1990’lı yıllardan itibaren Türk edebiyatıyla temas kuran Latifi, ilk Türkçe okuduğu kitabın şair Orhan Veli’nin şiirlerinin yer aldığı bir cilt olduğunu söylüyor. Latifi, “Hatta ‘İstanbul’u dinliyorum’ şiirini ezbere öğrendiğimi ve hemen çevirmeye çalıştığımı hatırlıyorum” diyor ancak hiçbir zaman yayımlamadığını da sözlerine ekliyor.
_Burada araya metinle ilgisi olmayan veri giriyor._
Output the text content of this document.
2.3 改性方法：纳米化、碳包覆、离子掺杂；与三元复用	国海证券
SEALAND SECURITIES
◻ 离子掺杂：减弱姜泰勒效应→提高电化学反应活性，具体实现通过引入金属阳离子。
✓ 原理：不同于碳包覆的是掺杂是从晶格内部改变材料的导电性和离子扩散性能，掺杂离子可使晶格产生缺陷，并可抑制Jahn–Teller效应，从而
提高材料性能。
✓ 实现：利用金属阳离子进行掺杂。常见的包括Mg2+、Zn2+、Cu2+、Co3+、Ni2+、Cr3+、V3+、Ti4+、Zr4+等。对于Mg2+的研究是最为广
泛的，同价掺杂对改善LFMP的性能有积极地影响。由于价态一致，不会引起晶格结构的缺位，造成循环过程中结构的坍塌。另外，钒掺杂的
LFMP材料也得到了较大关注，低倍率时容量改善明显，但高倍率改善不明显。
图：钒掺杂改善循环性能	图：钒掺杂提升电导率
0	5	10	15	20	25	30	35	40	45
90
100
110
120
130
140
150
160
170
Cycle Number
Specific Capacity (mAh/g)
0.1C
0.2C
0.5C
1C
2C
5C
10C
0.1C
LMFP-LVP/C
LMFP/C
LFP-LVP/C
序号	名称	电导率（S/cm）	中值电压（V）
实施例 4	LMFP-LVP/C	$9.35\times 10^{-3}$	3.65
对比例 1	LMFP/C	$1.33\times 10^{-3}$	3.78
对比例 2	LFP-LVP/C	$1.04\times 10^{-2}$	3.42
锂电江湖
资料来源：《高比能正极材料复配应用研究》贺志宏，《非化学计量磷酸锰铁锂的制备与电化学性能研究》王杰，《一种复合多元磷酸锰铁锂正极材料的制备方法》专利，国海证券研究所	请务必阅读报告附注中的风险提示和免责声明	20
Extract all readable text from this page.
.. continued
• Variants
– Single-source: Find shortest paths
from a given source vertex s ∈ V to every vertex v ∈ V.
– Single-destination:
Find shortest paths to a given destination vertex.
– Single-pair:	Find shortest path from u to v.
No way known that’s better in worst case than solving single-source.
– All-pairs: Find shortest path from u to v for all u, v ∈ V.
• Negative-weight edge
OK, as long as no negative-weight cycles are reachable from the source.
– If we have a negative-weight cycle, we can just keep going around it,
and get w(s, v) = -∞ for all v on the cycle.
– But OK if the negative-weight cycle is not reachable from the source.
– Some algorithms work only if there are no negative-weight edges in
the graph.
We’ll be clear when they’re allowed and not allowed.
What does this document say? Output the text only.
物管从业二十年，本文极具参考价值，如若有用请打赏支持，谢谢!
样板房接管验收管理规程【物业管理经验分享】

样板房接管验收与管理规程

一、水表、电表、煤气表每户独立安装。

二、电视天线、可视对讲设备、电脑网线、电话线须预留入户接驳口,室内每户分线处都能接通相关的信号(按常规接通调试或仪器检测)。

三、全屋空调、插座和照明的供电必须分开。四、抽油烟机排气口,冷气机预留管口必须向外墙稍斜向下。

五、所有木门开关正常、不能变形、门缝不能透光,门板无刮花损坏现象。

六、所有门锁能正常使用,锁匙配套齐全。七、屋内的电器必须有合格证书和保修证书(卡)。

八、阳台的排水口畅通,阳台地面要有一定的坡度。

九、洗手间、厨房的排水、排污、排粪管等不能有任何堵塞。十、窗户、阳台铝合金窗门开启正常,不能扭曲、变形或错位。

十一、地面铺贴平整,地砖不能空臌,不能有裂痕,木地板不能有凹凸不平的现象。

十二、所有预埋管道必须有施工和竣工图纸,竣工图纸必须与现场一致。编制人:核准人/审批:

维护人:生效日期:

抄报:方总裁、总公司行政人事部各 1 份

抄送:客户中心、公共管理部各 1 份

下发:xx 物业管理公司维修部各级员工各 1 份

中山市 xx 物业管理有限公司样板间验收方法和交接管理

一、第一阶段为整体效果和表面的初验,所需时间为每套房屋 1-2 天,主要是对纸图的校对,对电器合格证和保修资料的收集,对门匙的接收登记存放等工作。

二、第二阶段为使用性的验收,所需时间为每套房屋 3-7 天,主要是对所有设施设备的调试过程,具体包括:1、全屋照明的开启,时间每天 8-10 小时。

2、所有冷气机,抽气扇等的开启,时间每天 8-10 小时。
Yıllar boyunca Türkçeden Arnavutçaya yaklaşık 30 roman ve kitap çevirmiş olan Latifi, Reşat Nuri Güntekin’in; ‘Yaprak Dökümü’, ‘Eski Hastalık’, ‘Ateş Gecesi’, ‘Değirmen’, Necip Fazıl Kısakürek’in ‘Bir Adam Yaratmak’, İskender Pala’nın ‘Mihmandar, Bir Eyüp Sultanın romanı’, ‘Abum Rabum/Bir (Hz.) İbrahim romanı’, ‘Akşam Yıldızı’, Ayfer Tunç’un ‘Dünya Ağrısı’, Tarık Tufan’ın ‘Şanzelize Düğün Salonu’, Fatma Barbarosoğlu’nun ‘Hakikat İncinmesin’, Fatma Bayram’ın ‘Bir Vaizenin Okumaları’, Necip Tosun’un ‘Günümüz Öyküsü’ ve Orhan Kemal’in ‘Eskici ve Oğulları’ gibi pek çok eseri Arnavutça olarak okurla buluşturduğunu söylüyor.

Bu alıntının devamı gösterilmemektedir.